According to Harari, the greatest of homo sapiens' adaptive advantages is the level to which we are capable, through the use of language, to cooperate with one another in larger and larger groups. An inevitable result of that is this increased specialization which, in turn, makes us increasingly dependent upon one another. So while I may bemoan the fact that I'm less self-sufficient than my own father and he less self-sufficient than his, it's probably not a reversible trend in the long run, even as I root for those individuals who continue to buck it.

It is this capacity to cooperate that has allowed humans, for better or worse, to become the dominant animal on the planet. I often stand in awe of the children as they play together, demonstrating this urge to cooperate, to collaborate, and yes, even to specialize. There are those sought after playground experts, for instance, who are known for being able to tie knots in ropes or to cut out shapes with scissors. When a child teaches himself to read, it's quite common for the other children to turn to them whenever reading is required. When we need to settle a debate over dinosaurs or insects or princesses, the expert is called in.
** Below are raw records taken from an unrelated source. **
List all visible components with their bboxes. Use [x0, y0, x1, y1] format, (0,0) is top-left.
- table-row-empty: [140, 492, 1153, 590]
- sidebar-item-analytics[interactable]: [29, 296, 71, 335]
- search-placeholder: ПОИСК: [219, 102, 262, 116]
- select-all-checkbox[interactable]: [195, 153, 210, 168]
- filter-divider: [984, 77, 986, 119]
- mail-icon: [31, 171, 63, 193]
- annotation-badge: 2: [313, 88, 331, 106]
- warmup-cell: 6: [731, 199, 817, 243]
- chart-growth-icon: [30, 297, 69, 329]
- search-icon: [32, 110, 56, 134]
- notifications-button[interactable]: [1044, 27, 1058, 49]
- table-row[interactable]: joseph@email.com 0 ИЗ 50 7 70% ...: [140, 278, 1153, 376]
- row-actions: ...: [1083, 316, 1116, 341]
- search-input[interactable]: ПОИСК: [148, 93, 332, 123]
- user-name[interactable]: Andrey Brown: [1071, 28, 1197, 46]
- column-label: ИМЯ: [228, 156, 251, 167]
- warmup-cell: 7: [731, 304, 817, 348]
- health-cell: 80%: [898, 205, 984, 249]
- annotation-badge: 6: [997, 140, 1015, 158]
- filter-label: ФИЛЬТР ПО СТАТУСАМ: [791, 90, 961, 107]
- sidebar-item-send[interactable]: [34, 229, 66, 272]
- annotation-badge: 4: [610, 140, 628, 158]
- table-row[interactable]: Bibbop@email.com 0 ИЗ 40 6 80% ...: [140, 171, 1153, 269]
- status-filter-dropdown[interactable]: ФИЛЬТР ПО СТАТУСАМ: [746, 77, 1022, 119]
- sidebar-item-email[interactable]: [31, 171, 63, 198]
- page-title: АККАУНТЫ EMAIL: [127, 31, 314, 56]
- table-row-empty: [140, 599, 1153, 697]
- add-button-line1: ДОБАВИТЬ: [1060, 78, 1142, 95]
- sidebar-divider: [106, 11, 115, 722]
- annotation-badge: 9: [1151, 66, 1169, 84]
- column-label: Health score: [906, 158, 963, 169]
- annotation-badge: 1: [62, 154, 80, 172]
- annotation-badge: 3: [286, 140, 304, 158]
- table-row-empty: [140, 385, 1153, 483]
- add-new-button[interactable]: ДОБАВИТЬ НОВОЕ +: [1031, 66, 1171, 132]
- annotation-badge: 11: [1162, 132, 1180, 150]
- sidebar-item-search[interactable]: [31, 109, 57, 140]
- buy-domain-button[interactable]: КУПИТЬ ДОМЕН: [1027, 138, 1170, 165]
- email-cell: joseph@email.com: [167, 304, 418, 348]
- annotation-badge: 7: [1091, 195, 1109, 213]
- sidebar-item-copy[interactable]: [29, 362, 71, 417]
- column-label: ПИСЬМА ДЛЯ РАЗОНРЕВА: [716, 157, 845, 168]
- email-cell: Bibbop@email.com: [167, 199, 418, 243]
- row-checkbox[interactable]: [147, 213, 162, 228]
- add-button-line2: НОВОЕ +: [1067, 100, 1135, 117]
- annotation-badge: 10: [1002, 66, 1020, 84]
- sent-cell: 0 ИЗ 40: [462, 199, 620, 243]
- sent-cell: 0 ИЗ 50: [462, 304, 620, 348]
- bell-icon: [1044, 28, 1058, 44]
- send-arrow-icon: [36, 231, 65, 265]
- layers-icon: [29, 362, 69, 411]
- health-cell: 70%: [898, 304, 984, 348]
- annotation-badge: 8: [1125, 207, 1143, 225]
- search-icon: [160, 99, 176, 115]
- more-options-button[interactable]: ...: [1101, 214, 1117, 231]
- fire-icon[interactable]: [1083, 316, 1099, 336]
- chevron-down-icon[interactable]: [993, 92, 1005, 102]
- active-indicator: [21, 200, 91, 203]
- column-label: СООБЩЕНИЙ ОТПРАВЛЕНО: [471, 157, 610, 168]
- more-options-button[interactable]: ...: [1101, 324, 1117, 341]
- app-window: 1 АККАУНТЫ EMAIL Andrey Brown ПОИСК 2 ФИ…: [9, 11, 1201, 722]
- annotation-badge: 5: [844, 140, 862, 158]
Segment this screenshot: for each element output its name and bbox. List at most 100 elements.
During the late eighteenth century there were men like Benjamin Franklin who was not only a successful politician and statesman, but a scholar, scientist, author, inventor, postmaster, and printer. His type of polymath-ism was not unusual, with most of the founding fathers being accomplished in a wide range of fields. This was also the time when our concepts of formal education were being formed, when we began to recognize that self-governance required a well-educated population, and that, for them, was synonymous with "well-rounded," a concept that most of us still hold dear. But as I look around at today's world, I wonder if this idea still serves us. Whenever a teacher cautions a student against "cheating" when he peeks at a classmate's work, I find myself wondering why. After all, under different circumstances, couldn't this same behavior be praised as cooperation? When children are judged by tests and grades according to their individual mastery of this or that proscribed set of knowledge, I wonder if maybe we wouldn't be better served by measuring the children's collective knowledge instead, not assessing the progress of individuals, but rather of the entire community. After all, that's how it will work for the rest of their lives outside of school as they specialize and come to rely on the help of others who have specialized.
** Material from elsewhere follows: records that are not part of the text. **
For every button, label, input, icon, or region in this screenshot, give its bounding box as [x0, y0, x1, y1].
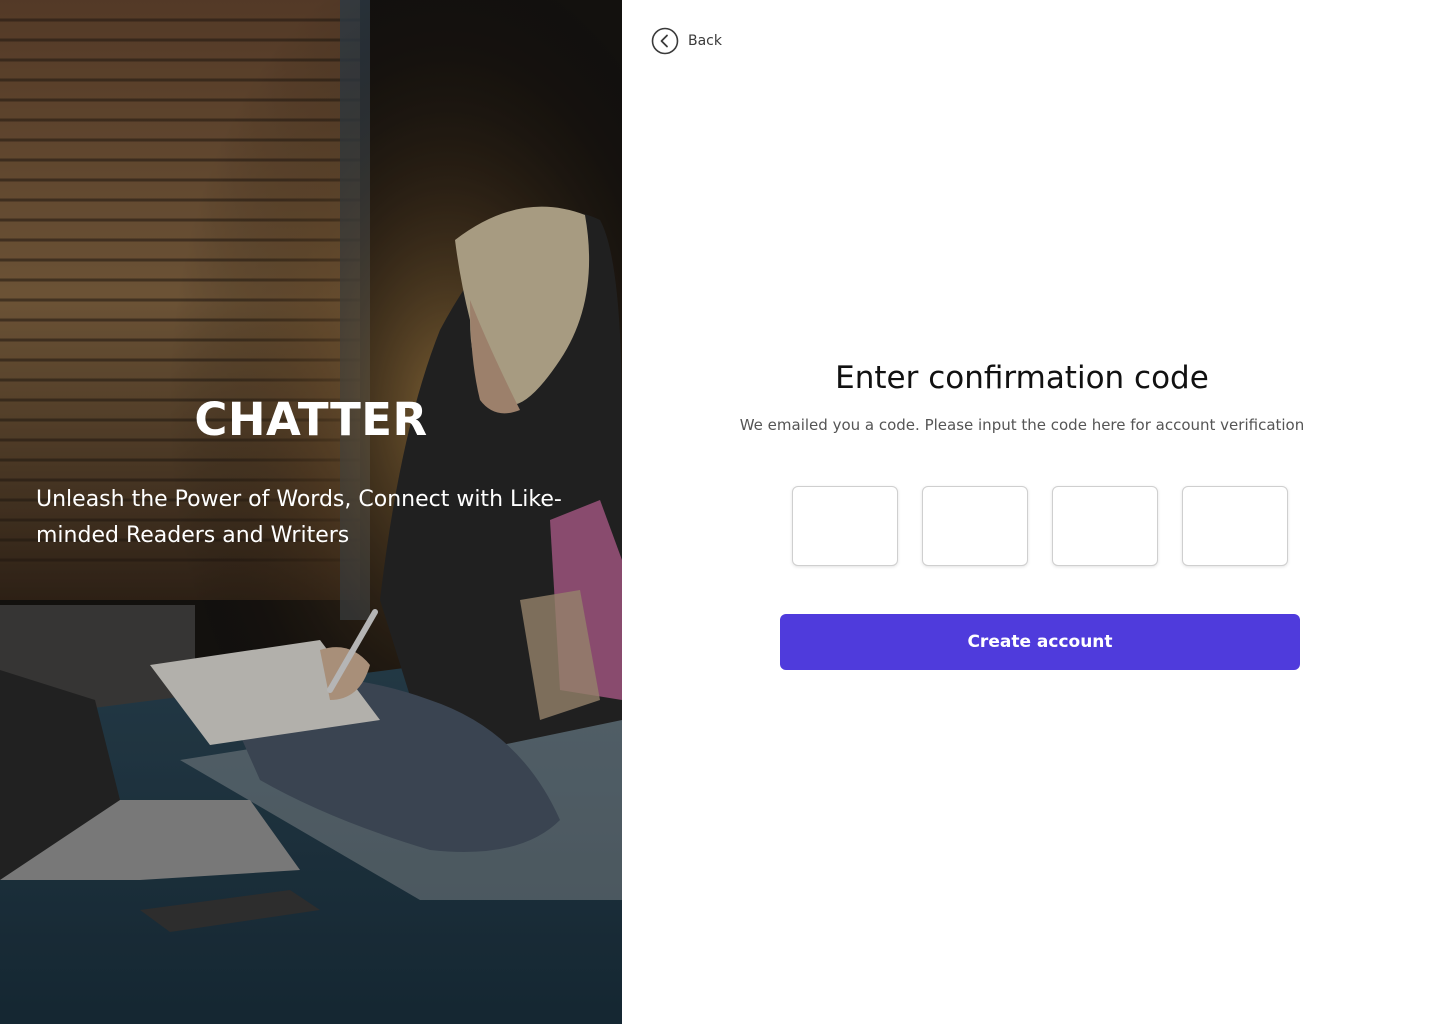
chevron-left-circle-icon: [651, 27, 679, 55]
signup-page: CHATTER Unleash the Power of Words, Conn…: [0, 0, 1440, 1024]
page-subtitle: We emailed you a code. Please input the …: [739, 416, 1305, 434]
brand-tagline: Unleash the Power of Words, Connect with…: [36, 487, 562, 548]
confirmation-code-inputs: [792, 486, 1288, 566]
code-digit-3-input[interactable]: [1052, 486, 1158, 566]
code-digit-4-input[interactable]: [1182, 486, 1288, 566]
form-panel: Back Enter confirmation code We emailed …: [622, 0, 1440, 1024]
brand-title: CHATTER: [194, 393, 428, 446]
create-account-button[interactable]: Create account: [780, 614, 1300, 670]
code-digit-2-input[interactable]: [922, 486, 1028, 566]
hero-panel: CHATTER Unleash the Power of Words, Conn…: [0, 0, 622, 1024]
page-title: Enter confirmation code: [835, 360, 1209, 396]
back-button[interactable]: Back: [651, 27, 722, 55]
code-digit-1-input[interactable]: [792, 486, 898, 566]
back-label: Back: [688, 33, 722, 49]
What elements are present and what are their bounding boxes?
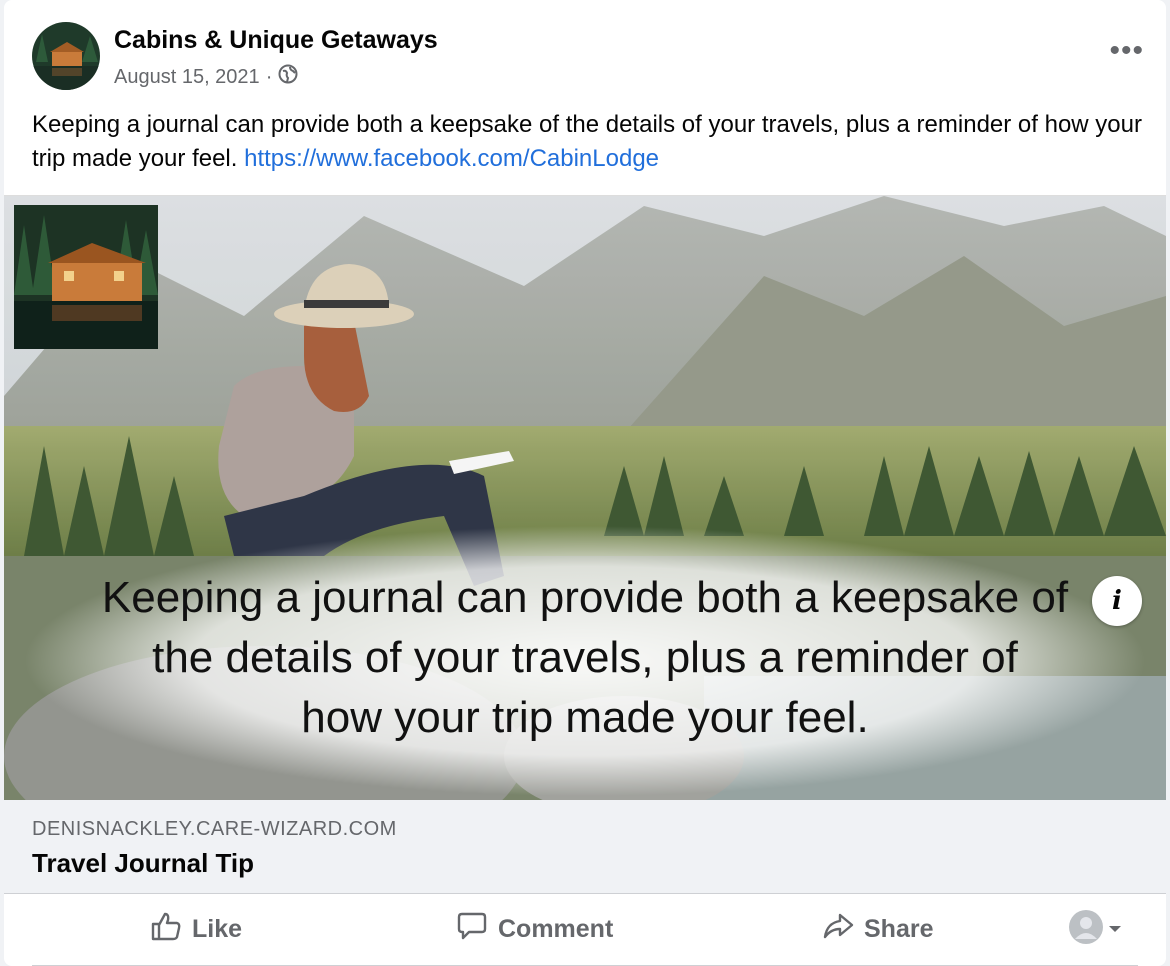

As I observe young children sit around together, discussing and debating, I see them time and again cobble together perfectly age-appropriate curricula on a wide range of topics, each sharing their individual knowledge and perspective to create something greater than any one of them could ever manage on their own. This is, of course, the story of our species.

We have cooperated to create everything admirable and everything vile about our species. If we are to solve the problems we face today, it will necessarily come from this ability to specialize and cooperate, even as we mourn for the days when everyone knew their way around a wrench.